Ernie Gault

Personal information
- Full name: William Ernest Gault
- Date of birth: 20 September 1889
- Place of birth: Wallsend, England
- Date of death: 1980 (aged 90–91)
- Height: 5 ft 9 in (1.75 m)
- Position(s): Forward

Senior career*
- Years: Team / Apps / (Gls)
- 1909–1913: Everton
- 1913–1917: Stockport County / 94 / (39)
- 1917–1920: Everton / 21 / (12)
- 1920: Cardiff City / 2 / (0)
- 1920–1922: Stockport County / 41 / (12)

= Ernie Gault =

English footballer

William Ernest Gault (20 September 1889 — 1980) was an English professional footballer who played as a forward.

==Career==
Gault began his career with local amateur sides Wallsend Elm Villa and Jarrow Caledonians before joining Everton in 1909. He was sold to Stockport County in 1913 where he went on to make over 90 appearances before the outbreak of World War I. After appearing for his former side Everton as a guest player, he rejoined the club on a permanent basis in 1917. He was a prolific goalscorer during wartime league competitions, scoring over 75 goals in two seasons.

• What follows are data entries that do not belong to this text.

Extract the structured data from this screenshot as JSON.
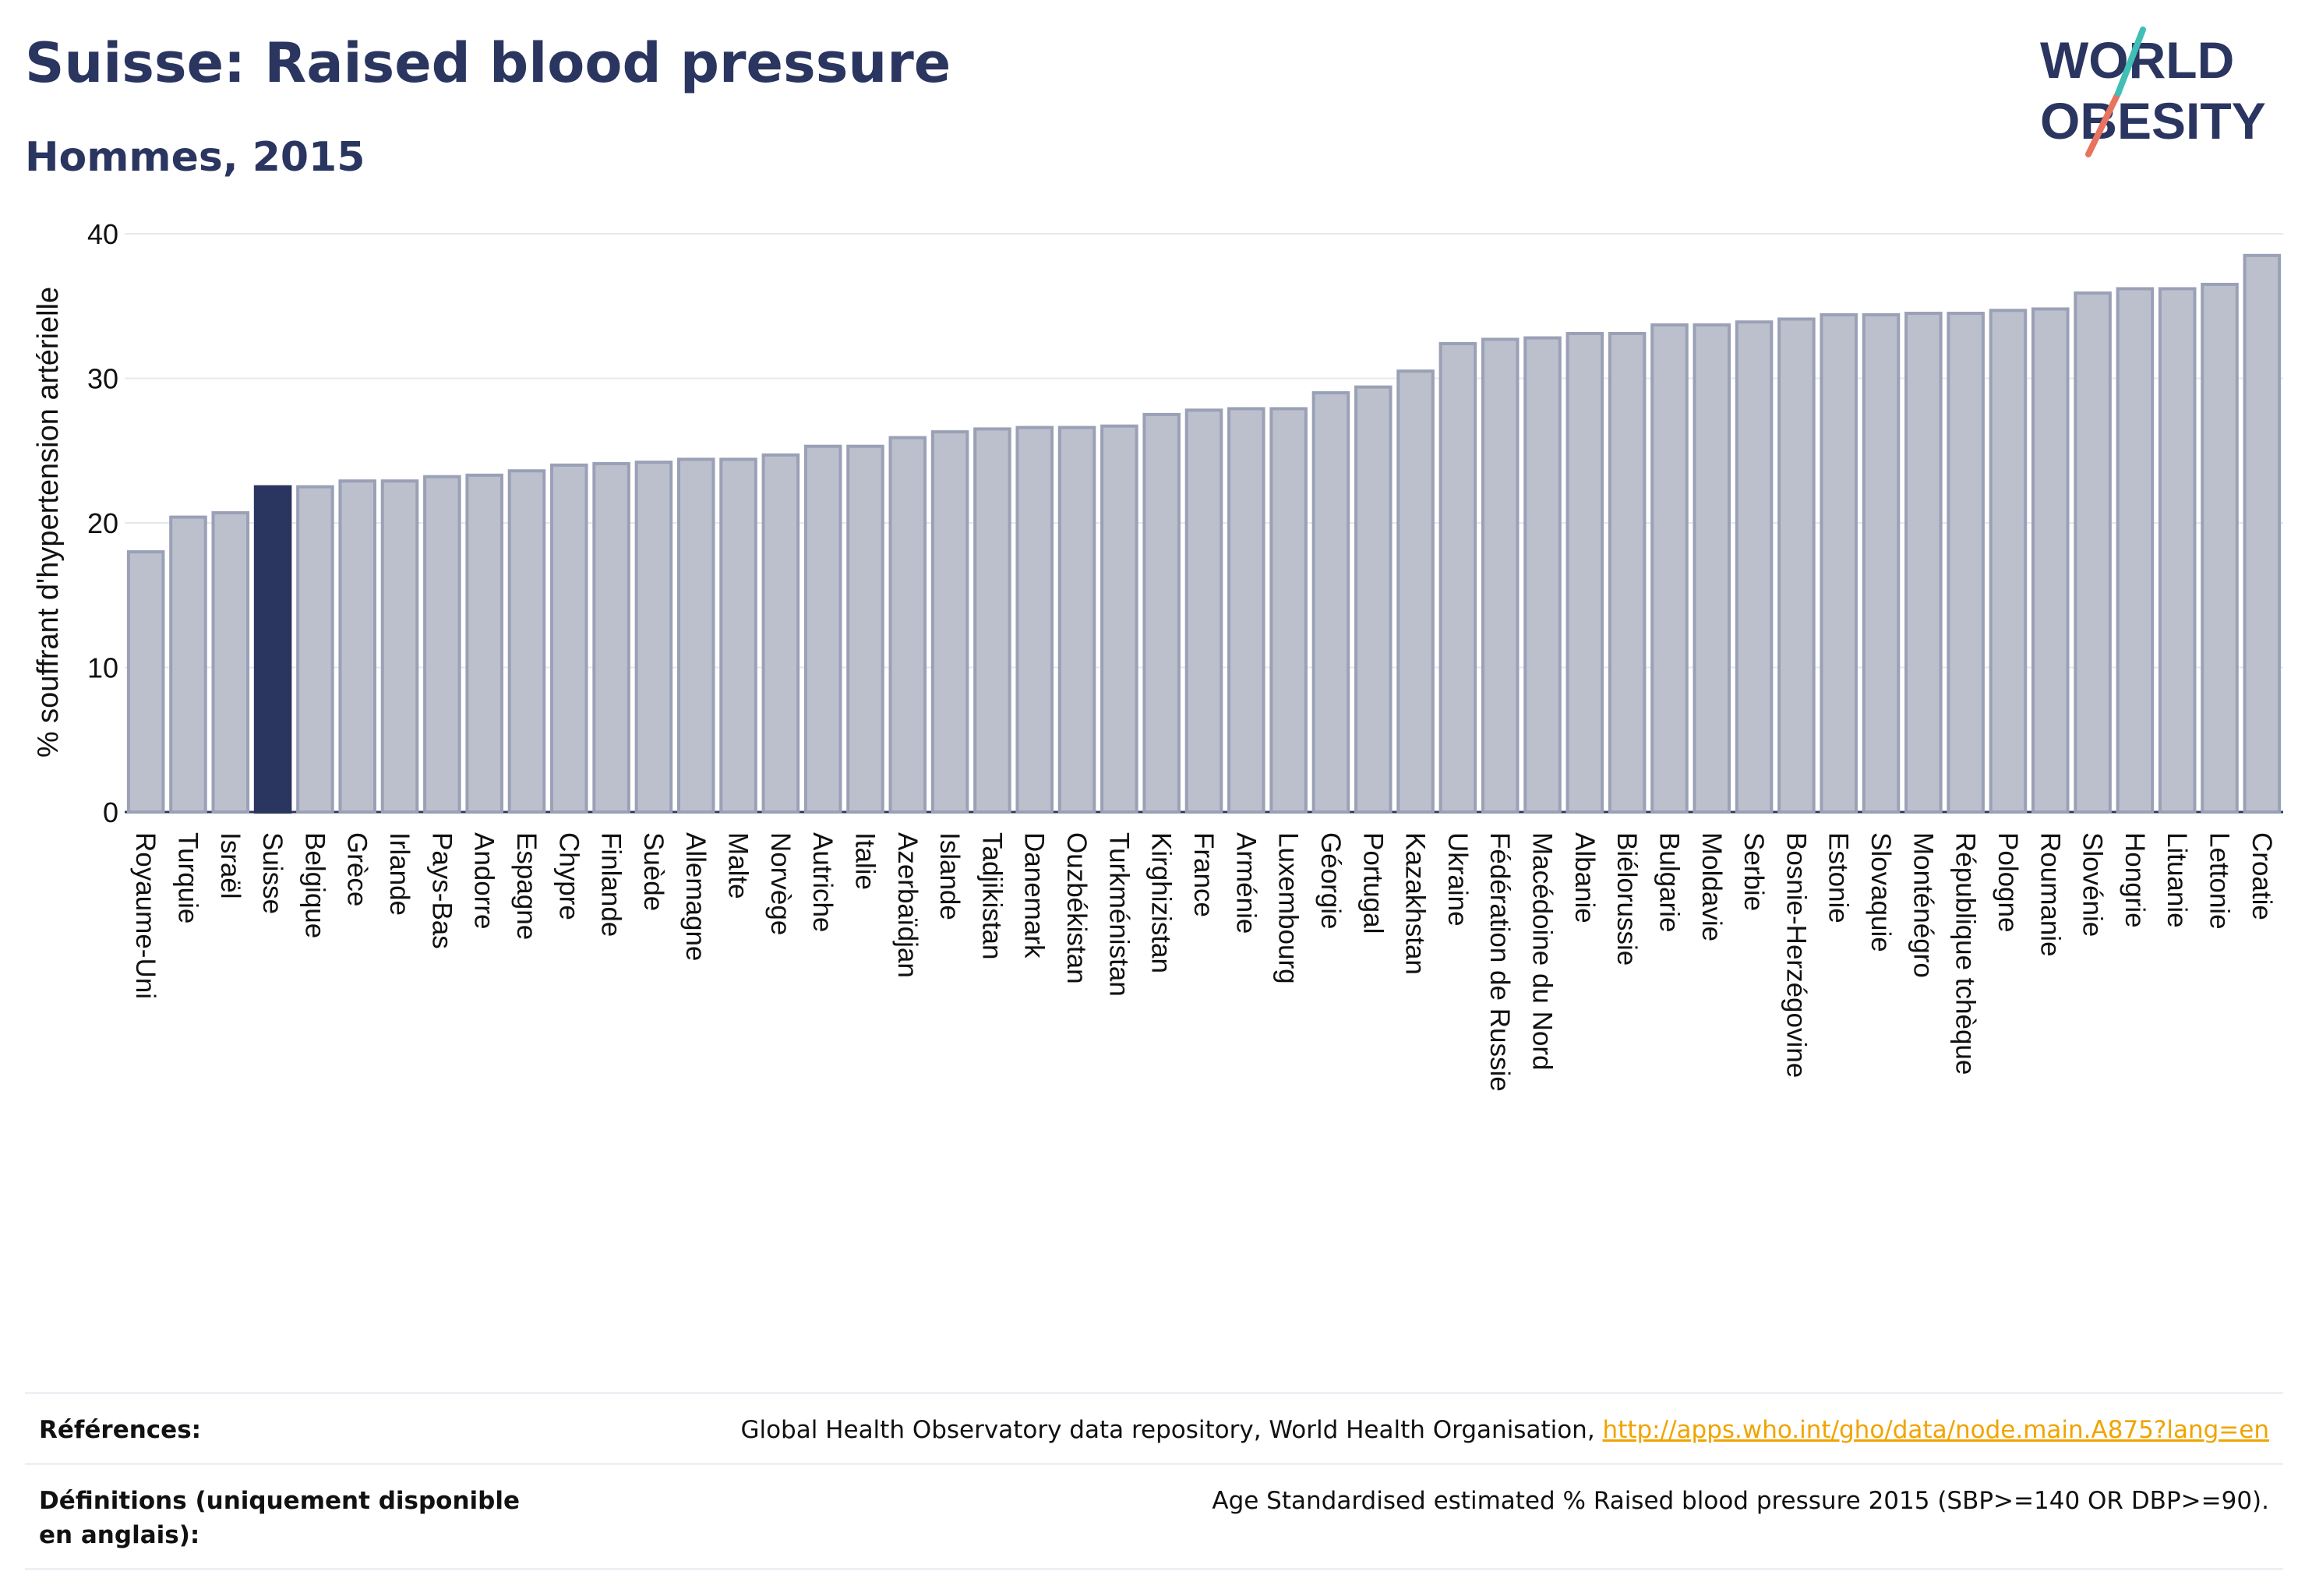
{
  "header": {
    "title": "Suisse: Raised blood pressure",
    "subtitle": "Hommes, 2015"
  },
  "logo": {
    "line1": "WORLD",
    "line2": "OBESITY"
  },
  "colors": {
    "bar": "#bcc0cd",
    "bar_border": "#9aa0b6",
    "highlight": "#2a3560",
    "title": "#2a3560",
    "link": "#f0a400",
    "grid": "#e6e8ee"
  },
  "chart_data": {
    "type": "bar",
    "ylabel": "% souffrant d'hypertension artérielle",
    "ylim": [
      0,
      40
    ],
    "yticks": [
      0,
      10,
      20,
      30,
      40
    ],
    "highlight": "Suisse",
    "grid": true,
    "categories": [
      "Royaume-Uni",
      "Turquie",
      "Israël",
      "Suisse",
      "Belgique",
      "Grèce",
      "Irlande",
      "Pays-Bas",
      "Andorre",
      "Espagne",
      "Chypre",
      "Finlande",
      "Suède",
      "Allemagne",
      "Malte",
      "Norvège",
      "Autriche",
      "Italie",
      "Azerbaïdjan",
      "Islande",
      "Tadjikistan",
      "Danemark",
      "Ouzbékistan",
      "Turkménistan",
      "Kirghizistan",
      "France",
      "Arménie",
      "Luxembourg",
      "Géorgie",
      "Portugal",
      "Kazakhstan",
      "Ukraine",
      "Fédération de Russie",
      "Macédoine du Nord",
      "Albanie",
      "Biélorussie",
      "Bulgarie",
      "Moldavie",
      "Serbie",
      "Bosnie-Herzégovine",
      "Estonie",
      "Slovaquie",
      "Monténégro",
      "République tchèque",
      "Pologne",
      "Roumanie",
      "Slovénie",
      "Hongrie",
      "Lituanie",
      "Lettonie",
      "Croatie"
    ],
    "values": [
      18.0,
      20.4,
      20.7,
      22.5,
      22.5,
      22.9,
      22.9,
      23.2,
      23.3,
      23.6,
      24.0,
      24.1,
      24.2,
      24.4,
      24.4,
      24.7,
      25.3,
      25.3,
      25.9,
      26.3,
      26.5,
      26.6,
      26.6,
      26.7,
      27.5,
      27.8,
      27.9,
      27.9,
      29.0,
      29.4,
      30.5,
      32.4,
      32.7,
      32.8,
      33.1,
      33.1,
      33.7,
      33.7,
      33.9,
      34.1,
      34.4,
      34.4,
      34.5,
      34.5,
      34.7,
      34.8,
      35.9,
      36.2,
      36.2,
      36.5,
      38.5
    ]
  },
  "references": {
    "sources_label": "Références:",
    "sources_text": "Global Health Observatory data repository, World Health Organisation, ",
    "sources_link": "http://apps.who.int/gho/data/node.main.A875?lang=en",
    "definitions_label": "Définitions (uniquement disponible en anglais):",
    "definitions_text": "Age Standardised estimated % Raised blood pressure 2015 (SBP>=140 OR DBP>=90)."
  }
}
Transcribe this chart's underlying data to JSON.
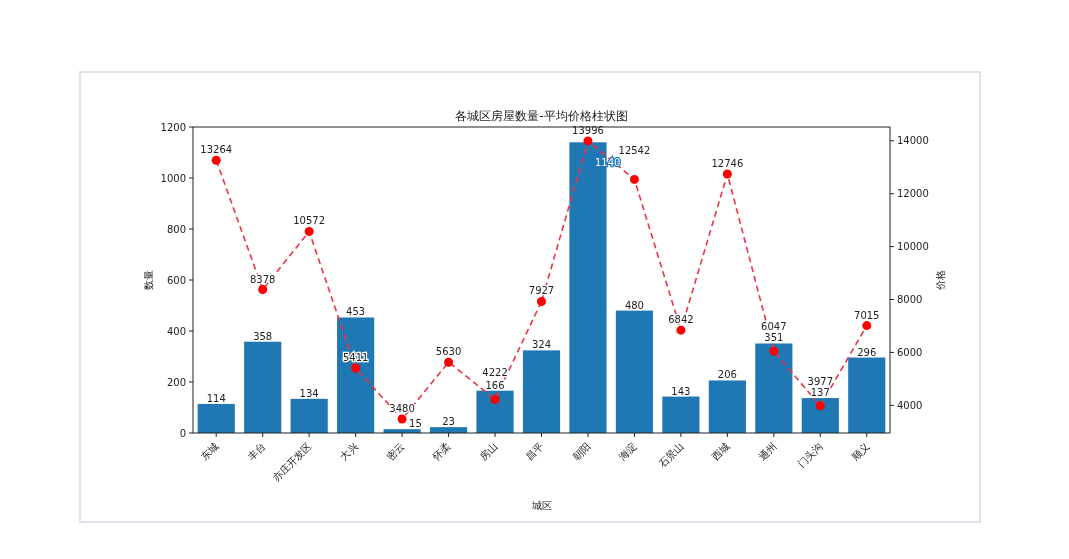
{
  "chart_data": {
    "type": "bar",
    "title": "各城区房屋数量-平均价格柱状图",
    "xlabel": "城区",
    "ylabel": "数量",
    "y2label": "价格",
    "categories": [
      "东城",
      "丰台",
      "亦庄开发区",
      "大兴",
      "密云",
      "怀柔",
      "房山",
      "昌平",
      "朝阳",
      "海淀",
      "石景山",
      "西城",
      "通州",
      "门头沟",
      "顺义"
    ],
    "series": [
      {
        "color": "#1f77b4",
        "values": [
          114,
          358,
          134,
          453,
          15,
          23,
          166,
          324,
          1140,
          480,
          143,
          206,
          351,
          137,
          296
        ]
      },
      {
        "type": "line",
        "axis": "y2",
        "color": "#ee3344",
        "values": [
          13264,
          8378,
          10572,
          5411,
          3480,
          5630,
          4222,
          7927,
          13996,
          12542,
          6842,
          12746,
          6047,
          3977,
          7015
        ]
      }
    ],
    "ylim": [
      0,
      1200
    ],
    "yticks": [
      0,
      200,
      400,
      600,
      800,
      1000,
      1200
    ],
    "y2lim": [
      2954,
      14522
    ],
    "y2ticks": [
      4000,
      6000,
      8000,
      10000,
      12000,
      14000
    ],
    "data_labels": true,
    "marker": "circle",
    "line_style": "dashed",
    "legend": false
  }
}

He remained with Everton for the 1919–20 season, following the return of the Football League before joining Cardiff City in 1920. He played in the club's first home Football League fixture, a 0–0 draw with Clapton Orient on 30 August 1920, but made only one further appearance for the club as he was unable to displace George West from the side. He returned to Stockport where he finished his professional career.